Bereits kurz nach der Flucht war der erste Flüchtige des Quartetts, Benjamin N., gefasst worden. Er war nach Angaben der Mosbacher Staatsanwaltschaft wegen Körperverletzungen und einer gefährlichen Körperverletzung sowie Diebstählen verurteilt worden. Bei einer der Taten sei er stark alkoholisiert und nach psychiatrischer Begutachtung vermindert, bei allen anderen Taten voll schuldfähig gewesen.
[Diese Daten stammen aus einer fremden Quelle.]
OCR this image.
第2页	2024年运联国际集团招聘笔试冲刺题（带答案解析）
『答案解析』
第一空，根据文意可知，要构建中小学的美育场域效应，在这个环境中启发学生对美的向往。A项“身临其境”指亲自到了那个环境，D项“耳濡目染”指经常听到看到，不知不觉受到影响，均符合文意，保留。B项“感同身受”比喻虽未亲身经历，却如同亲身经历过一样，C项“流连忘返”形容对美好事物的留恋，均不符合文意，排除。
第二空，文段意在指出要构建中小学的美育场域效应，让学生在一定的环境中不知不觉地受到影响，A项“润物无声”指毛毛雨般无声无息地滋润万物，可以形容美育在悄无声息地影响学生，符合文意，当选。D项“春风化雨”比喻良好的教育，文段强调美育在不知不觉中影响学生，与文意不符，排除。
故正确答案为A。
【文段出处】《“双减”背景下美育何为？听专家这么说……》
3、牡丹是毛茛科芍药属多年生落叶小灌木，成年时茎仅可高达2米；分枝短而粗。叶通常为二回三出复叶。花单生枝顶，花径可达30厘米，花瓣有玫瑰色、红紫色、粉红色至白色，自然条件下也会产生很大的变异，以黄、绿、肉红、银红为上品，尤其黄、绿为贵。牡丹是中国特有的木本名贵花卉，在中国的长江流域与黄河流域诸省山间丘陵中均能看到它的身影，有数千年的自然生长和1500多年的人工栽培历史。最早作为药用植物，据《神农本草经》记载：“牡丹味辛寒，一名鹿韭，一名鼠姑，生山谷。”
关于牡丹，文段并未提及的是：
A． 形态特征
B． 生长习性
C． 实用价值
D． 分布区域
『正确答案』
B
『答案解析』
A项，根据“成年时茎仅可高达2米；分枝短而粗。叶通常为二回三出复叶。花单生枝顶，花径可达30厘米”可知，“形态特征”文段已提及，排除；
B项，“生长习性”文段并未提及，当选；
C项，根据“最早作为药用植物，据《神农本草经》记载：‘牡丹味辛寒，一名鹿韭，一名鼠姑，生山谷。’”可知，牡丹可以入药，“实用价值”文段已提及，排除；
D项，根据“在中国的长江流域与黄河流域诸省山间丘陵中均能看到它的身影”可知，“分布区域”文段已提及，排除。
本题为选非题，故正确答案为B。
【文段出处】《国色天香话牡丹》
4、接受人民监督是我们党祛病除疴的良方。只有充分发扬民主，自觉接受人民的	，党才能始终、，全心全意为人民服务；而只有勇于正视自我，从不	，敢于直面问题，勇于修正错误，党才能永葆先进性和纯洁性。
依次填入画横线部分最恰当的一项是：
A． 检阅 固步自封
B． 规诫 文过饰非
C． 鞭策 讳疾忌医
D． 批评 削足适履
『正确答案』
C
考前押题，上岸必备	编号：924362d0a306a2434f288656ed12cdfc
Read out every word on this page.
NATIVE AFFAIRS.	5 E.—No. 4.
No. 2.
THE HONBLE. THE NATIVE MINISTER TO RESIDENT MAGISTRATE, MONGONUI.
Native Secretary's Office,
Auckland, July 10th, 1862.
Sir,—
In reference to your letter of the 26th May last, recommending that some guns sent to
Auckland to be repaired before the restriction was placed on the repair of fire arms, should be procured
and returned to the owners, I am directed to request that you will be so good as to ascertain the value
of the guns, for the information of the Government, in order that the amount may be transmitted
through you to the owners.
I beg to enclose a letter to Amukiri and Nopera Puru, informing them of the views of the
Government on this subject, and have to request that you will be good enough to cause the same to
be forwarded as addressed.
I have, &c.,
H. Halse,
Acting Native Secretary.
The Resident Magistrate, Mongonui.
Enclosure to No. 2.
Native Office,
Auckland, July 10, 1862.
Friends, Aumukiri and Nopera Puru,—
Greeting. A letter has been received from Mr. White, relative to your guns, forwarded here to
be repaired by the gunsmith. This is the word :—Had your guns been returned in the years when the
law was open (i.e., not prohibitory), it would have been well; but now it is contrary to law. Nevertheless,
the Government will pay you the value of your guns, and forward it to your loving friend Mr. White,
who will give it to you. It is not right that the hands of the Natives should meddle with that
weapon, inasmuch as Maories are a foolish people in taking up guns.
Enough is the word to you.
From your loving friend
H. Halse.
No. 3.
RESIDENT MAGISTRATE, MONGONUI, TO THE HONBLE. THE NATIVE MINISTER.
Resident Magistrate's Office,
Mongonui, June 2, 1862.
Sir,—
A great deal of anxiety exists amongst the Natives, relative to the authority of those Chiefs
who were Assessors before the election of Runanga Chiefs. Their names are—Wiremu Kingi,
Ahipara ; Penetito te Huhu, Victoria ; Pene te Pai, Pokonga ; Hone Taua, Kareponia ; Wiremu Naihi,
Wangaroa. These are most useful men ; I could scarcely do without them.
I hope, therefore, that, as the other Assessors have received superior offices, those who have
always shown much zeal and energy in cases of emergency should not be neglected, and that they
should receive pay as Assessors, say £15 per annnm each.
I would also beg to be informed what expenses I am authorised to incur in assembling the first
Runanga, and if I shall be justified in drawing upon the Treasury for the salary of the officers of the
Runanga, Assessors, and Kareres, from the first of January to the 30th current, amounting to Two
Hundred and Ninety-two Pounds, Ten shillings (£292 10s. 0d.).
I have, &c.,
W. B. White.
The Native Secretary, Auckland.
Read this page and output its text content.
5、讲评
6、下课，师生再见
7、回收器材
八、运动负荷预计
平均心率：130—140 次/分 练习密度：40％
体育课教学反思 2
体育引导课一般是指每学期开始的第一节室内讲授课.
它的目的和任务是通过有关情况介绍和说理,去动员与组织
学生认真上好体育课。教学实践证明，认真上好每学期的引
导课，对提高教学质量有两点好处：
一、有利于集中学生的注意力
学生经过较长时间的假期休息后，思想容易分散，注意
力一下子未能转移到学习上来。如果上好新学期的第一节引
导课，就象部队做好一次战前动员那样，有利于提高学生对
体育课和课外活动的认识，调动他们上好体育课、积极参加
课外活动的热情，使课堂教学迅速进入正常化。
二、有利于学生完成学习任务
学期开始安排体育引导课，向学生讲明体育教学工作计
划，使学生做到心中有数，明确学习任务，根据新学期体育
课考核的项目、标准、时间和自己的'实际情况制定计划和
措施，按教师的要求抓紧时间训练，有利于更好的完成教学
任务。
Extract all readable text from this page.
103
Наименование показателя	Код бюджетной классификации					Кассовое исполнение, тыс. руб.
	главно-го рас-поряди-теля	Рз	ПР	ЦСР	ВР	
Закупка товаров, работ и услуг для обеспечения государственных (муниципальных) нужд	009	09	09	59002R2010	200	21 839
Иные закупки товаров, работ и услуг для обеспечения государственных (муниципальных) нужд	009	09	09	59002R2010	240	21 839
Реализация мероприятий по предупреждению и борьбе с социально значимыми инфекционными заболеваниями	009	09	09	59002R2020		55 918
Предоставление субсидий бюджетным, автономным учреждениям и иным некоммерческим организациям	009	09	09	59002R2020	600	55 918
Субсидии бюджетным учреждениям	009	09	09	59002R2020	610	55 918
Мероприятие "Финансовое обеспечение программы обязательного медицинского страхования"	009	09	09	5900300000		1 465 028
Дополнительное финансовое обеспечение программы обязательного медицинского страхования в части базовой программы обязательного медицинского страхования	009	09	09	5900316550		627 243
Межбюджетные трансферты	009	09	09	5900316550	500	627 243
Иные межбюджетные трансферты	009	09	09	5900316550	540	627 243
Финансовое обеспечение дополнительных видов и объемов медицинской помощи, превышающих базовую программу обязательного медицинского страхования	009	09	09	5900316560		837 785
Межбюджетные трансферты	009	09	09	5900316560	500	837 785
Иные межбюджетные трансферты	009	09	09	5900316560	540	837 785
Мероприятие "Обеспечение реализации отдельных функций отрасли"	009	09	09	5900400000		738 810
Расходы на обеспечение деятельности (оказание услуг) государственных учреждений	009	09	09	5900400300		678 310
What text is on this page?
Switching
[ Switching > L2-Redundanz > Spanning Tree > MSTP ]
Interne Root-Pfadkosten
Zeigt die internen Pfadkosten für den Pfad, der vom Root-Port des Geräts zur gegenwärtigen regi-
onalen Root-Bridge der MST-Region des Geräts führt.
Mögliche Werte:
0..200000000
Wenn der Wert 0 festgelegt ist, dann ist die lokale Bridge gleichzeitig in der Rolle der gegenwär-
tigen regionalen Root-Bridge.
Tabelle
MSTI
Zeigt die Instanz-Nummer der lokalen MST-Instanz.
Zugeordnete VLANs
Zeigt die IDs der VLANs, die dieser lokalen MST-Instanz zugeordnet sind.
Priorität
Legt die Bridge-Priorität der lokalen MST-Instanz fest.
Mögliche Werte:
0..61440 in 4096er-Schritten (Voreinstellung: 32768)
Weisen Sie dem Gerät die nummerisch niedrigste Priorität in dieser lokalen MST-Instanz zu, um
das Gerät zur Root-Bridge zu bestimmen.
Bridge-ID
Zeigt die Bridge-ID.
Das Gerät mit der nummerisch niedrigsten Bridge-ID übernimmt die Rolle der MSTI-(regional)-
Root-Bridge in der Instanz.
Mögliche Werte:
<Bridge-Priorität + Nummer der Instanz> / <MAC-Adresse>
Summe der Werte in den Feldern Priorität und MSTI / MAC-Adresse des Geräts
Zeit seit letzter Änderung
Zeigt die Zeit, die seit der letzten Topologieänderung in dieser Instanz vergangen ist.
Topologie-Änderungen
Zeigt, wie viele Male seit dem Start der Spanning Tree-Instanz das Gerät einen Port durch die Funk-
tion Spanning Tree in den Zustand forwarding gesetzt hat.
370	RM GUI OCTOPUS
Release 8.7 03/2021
Immer mehr Schuldfähige landen im Maßregelvollzug

Die Frage der Schuldfähigkeit ist von Bedeutung, da dies als kritischer Punkt in der Diskussion um den Maßregelvollzug gesehen wird. In den vergangenen Jahren wurden immer mehr voll schuldfähige Straftäter zur Therapie in den Maßregelvollzug statt ins Gefängnis geschickt. Laut Landessozialministerium lag der Anteil der voll schuldfähigen Straftäter in psychiatrischen Kliniken 1995 noch bei 20 Prozent, 2017 bei 60 Prozent und zwei Jahre später bei 72 Prozent.

 



Die Polizei fahndet weiterhin nach Yousef Cherif. Dem 24-Jährigen wirft die Staatsanwaltschaft Schwäbisch Hall versuchten Totschlag vor, eine Gerichtsverhandlung stand ihm erst noch bevor. Cherif soll am Samstag, 15. Mai, gegen 19.30 Uhr am Zentralen Omnibusbahnhof in Schwäbisch Hall einen Mann mit einem Messer niedergestochen haben. Er habe den Tod seines Opfers billigend in Kauf genommen, so der Vorwurf.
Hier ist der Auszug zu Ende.